Ignoring the personal appearance requirement for signers during a notarization puts the document at grave risk of fraud, and leaves the Notary potentially liable for a lawsuit or other penalties for failing to follow proper procedure. Sadly, while many Notaries assume that a close friend or family member wouldn’t try to trick them into enabling fraud, there are documented cases where Notaries ignored proper procedure and notarized without a trusted signer’s presence as a “favor,” only to find out later that they had been tricked.

You should never ignore this most important step of a notarization — even for someone close to you that you know well. As several of our readers suggested, if the notarization was required urgently, the signer could have been directed to contact a Notary at their location or contacted a Notary who could perform a remote online notarization for the document. And, as more than one pointed out, if the friend is close to you, then undoubtedly you have talked with them about what you do as a Notary and they wouldn’t ask you to violate your conscience or the law.
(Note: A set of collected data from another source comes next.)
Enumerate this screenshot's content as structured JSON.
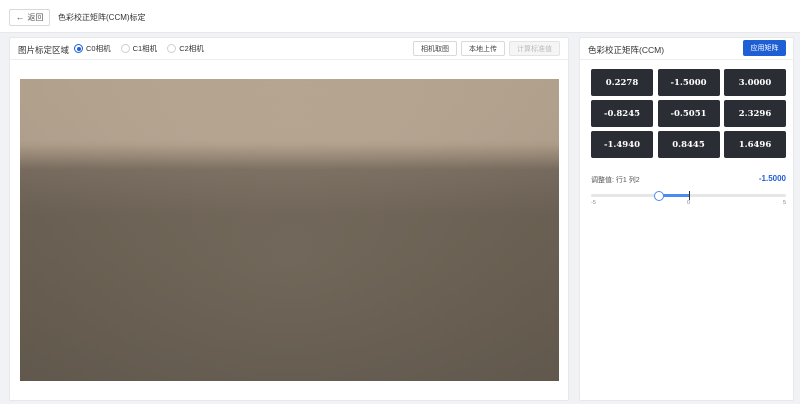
{
  "header": {
    "back_label": "返回",
    "back_icon": "arrow-left-icon",
    "title": "色彩校正矩阵(CCM)标定"
  },
  "left_panel": {
    "title": "图片标定区域",
    "cameras": [
      {
        "label": "C0相机",
        "checked": true
      },
      {
        "label": "C1相机",
        "checked": false
      },
      {
        "label": "C2相机",
        "checked": false
      }
    ],
    "buttons": {
      "capture": "相机取图",
      "upload": "本地上传",
      "compute": "计算标准值"
    }
  },
  "right_panel": {
    "title": "色彩校正矩阵(CCM)",
    "apply_label": "应用矩阵",
    "matrix": [
      "0.2278",
      "-1.5000",
      "3.0000",
      "-0.8245",
      "-0.5051",
      "2.3296",
      "-1.4940",
      "0.8445",
      "1.6496"
    ],
    "adjust_label": "调整值: 行1 列2",
    "adjust_value": "-1.5000",
    "slider": {
      "min": -5,
      "max": 5,
      "value": -1.5,
      "min_label": "-5",
      "mid_label": "0",
      "max_label": "5"
    }
  },
  "colors": {
    "primary": "#1f5fd6",
    "slider_accent": "#4a8bf5",
    "cell_bg": "#2a2d33"
  }
}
Unfortunately, the Florida Notary in this real-life situation made an unwise choice. The Notary called the NNA’s Notary Hotline after agreeing to notarize the document without the friend present. The friend promised the Notary to visit the next day to sign the Notary’s journal — but hasn’t shown up yet, even after the Notary called the friend several times. In this case, the Notary could have avoided a lot of stress and potential negative consequences by sticking to proper procedure.

David Thun is an Associate Editor at the National Notary Association.